Introduction

In 24 hours I will have my first Twitch live streaming session. It will begin on Friday, May 13, 7 PM EDT on ManningPublications channel.

In this post I want to share the source material I am going to present so that everyone interested can easily follow it.

The codes are a shortened version of contents of chapters 8 and 9 of my upcoming Julia for Data Analysis book.

Environment setup

I will run the codes under Julia 1.7.2. You will need to install the following packages (I show you the versions of the packages I use):

CSV.jl 0.10.4
CodecBzip2.jl 0.7.2
DataFrames.jl 1.3.4
Loess.jl 0.5.4
Plots.jl 1.28.1

The problem

In the session I will analyze Lichess puzzles database. It contains information about over 2,000,000 puzzles, covering such data as number of times a given puzzle was played, how hard the puzzle is, how much Lichess users like the puzzle, or what chess themes the puzzle features.
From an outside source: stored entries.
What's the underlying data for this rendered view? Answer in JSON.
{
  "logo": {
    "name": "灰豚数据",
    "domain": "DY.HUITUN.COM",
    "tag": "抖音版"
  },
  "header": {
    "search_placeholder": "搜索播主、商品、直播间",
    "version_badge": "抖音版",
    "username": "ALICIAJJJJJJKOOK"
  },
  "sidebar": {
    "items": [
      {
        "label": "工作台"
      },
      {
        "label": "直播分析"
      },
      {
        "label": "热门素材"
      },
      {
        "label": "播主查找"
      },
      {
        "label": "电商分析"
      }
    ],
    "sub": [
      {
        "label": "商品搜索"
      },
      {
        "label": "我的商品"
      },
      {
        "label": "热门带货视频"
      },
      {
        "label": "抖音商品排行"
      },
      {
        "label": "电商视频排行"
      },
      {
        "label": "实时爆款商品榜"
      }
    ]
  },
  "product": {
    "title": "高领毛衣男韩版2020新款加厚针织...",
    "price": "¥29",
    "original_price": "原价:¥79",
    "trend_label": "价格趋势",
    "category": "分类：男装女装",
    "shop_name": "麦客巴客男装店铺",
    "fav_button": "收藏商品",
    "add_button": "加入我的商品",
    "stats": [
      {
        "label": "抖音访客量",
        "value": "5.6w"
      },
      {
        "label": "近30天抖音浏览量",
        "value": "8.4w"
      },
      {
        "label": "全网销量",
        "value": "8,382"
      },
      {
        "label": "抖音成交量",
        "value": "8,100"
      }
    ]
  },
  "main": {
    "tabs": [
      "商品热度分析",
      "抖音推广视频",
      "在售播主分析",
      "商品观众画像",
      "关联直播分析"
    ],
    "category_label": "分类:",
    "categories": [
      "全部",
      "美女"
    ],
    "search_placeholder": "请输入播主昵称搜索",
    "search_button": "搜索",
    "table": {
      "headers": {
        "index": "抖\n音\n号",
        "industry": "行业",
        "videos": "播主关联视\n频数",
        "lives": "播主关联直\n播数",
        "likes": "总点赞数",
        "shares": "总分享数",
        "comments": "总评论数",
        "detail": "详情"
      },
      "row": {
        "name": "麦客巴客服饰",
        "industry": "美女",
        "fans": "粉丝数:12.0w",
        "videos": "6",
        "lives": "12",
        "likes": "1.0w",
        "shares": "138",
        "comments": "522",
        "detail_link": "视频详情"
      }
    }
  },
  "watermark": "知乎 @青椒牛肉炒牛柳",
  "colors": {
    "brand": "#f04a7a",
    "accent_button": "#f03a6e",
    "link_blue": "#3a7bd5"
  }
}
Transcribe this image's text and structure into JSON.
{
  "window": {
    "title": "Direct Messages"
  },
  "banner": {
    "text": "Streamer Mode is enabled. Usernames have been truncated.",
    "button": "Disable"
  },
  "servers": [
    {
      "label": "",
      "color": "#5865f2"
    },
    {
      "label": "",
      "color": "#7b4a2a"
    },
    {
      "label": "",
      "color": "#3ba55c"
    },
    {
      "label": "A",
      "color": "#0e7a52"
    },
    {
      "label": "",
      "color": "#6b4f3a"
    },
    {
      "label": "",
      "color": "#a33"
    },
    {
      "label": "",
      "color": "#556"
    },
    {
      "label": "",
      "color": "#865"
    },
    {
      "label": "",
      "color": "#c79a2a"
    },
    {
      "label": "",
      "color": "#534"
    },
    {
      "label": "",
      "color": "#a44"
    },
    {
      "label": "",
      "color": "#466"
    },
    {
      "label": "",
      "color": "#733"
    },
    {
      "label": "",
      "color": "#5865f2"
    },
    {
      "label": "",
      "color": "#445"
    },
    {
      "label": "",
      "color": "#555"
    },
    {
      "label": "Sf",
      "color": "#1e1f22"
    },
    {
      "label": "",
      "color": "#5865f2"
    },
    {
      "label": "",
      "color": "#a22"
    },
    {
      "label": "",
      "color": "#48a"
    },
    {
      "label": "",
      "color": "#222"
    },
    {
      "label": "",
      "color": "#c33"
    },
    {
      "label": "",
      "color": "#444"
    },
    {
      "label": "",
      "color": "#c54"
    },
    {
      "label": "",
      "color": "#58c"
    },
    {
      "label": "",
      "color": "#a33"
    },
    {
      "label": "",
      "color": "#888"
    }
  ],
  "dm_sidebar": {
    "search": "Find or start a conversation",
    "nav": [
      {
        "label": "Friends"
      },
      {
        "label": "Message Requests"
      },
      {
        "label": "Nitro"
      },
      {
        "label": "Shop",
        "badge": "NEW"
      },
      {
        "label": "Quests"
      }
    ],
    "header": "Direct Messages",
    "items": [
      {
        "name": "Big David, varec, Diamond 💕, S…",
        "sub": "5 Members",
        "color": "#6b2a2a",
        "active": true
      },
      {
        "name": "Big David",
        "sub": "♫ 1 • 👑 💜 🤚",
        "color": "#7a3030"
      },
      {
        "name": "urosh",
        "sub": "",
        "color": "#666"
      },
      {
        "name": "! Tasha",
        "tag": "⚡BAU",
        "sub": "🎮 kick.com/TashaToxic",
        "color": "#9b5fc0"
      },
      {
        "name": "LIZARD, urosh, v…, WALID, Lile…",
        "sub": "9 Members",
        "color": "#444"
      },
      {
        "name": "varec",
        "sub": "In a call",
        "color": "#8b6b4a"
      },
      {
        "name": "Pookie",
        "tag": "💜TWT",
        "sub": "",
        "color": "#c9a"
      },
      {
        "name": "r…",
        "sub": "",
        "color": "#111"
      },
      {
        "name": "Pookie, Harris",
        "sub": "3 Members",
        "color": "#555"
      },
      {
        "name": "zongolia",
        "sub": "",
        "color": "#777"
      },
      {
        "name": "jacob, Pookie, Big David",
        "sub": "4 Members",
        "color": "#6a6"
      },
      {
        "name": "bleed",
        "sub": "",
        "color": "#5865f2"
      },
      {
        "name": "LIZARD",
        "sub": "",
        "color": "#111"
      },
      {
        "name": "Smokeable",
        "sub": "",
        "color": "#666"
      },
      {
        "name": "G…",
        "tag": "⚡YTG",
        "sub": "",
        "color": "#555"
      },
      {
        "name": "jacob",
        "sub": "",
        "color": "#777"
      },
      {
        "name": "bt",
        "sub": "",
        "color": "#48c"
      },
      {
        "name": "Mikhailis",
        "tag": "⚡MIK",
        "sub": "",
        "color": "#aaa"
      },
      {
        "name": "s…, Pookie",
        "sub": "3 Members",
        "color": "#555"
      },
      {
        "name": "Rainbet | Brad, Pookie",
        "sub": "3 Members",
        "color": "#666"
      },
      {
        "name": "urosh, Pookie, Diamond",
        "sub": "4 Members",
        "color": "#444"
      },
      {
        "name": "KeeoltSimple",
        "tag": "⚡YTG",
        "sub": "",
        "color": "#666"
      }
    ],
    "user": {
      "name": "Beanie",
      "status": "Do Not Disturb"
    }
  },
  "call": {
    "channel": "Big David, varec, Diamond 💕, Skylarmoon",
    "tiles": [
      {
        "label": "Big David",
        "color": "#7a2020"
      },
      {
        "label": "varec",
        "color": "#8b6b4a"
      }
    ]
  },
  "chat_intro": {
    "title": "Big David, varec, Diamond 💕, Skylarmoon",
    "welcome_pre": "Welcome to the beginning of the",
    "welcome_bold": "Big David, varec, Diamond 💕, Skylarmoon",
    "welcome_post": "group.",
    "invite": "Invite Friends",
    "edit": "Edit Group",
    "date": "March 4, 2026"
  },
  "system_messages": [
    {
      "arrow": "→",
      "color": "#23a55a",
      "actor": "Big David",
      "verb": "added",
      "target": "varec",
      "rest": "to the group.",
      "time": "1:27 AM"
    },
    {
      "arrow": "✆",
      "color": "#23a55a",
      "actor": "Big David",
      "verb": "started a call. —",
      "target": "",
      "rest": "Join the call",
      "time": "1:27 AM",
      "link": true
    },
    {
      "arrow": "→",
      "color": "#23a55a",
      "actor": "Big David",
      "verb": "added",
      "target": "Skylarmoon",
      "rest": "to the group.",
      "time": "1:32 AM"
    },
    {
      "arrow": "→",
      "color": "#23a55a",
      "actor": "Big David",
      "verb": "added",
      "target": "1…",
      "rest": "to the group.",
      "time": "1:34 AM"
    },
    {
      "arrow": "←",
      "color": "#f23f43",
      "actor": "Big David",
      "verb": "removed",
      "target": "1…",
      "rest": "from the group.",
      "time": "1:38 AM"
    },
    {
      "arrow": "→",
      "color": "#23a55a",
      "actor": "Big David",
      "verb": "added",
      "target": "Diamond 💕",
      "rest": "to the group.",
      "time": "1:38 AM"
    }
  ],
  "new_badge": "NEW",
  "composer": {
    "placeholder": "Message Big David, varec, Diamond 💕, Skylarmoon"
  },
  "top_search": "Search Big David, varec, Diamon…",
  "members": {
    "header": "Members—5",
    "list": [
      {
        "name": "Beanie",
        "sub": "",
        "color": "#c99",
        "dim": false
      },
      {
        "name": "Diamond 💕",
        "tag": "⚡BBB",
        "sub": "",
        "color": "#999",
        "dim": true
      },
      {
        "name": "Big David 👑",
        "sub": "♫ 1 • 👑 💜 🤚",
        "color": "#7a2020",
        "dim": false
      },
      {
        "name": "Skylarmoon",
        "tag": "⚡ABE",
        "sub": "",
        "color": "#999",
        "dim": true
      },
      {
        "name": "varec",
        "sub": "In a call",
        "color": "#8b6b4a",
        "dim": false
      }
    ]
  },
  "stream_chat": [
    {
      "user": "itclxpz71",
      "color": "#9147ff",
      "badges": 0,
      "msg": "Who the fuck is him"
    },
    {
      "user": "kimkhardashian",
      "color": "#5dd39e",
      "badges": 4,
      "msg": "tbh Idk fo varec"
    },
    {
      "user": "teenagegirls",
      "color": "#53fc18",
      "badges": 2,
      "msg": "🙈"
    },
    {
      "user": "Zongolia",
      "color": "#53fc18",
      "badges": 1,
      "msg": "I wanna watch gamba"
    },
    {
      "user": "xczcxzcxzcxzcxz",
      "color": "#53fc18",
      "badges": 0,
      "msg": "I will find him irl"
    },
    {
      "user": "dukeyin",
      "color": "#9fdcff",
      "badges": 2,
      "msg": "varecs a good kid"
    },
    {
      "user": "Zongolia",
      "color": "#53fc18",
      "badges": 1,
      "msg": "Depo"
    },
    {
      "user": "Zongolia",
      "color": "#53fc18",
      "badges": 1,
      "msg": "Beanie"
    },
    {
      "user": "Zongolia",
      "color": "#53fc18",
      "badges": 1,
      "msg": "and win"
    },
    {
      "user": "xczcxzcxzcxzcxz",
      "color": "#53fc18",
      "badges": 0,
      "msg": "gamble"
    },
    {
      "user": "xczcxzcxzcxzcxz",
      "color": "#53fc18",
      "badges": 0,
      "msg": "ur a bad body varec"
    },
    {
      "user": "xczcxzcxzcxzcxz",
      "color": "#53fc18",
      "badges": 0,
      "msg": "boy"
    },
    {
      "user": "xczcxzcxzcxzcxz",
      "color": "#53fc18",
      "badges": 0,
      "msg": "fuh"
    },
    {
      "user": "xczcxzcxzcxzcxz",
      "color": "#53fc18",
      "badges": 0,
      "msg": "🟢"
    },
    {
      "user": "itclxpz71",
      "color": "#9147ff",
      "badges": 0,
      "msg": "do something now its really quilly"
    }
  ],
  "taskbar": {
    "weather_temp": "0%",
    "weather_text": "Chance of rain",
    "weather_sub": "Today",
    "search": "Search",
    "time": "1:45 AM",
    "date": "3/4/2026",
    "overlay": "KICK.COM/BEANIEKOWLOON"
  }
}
My goal is to check the relationship between the puzzle hardness and how much users like it.

Source code

Here is the source code that I am going to present and explain during the session.

I will start with fetching the data from the internet, unpacking it, and reading it into a data frame:

import Downloads
Downloads.download("https://github.com/bkamins/JuliaForDataAnalysis/" *
                   "raw/main/puzzles.csv.bz2",
                   "puzzles.csv.bz2")

using CodecBzip2
compressed = read("puzzles.csv.bz2")
plain = transcode(Bzip2Decompressor, compressed)

using CSV
using DataFrames
puzzles = CSV.read(plain, DataFrame;
                   header=["PuzzleId", "FEN", "Moves", "Rating","RatingDeviation",
                           "Popularity", "NbPlays", "Themes","GameUrl"])

describe(puzzles)

Next, I will perform exploratory data analysis of the data base and subset it to only keep the puzzles that I will later want to analyze:

using Plots
plot([histogram(puzzles[!, col]; label=col) for
      col in ["Rating", "RatingDeviation", "Popularity", "NbPlays"]]...)

using Statistics
plays_lo = median(puzzles.NbPlays)
rating_lo = 1500
rating_hi = quantile(puzzles.Rating, 0.99)
row_selector = (puzzles.NbPlays .> plays_lo) .&&
               (rating_lo .< puzzles.Rating .< rating_hi)

sum(row_selector)
count(row_selector)

good = puzzles[row_selector, ["Rating", "Popularity"]]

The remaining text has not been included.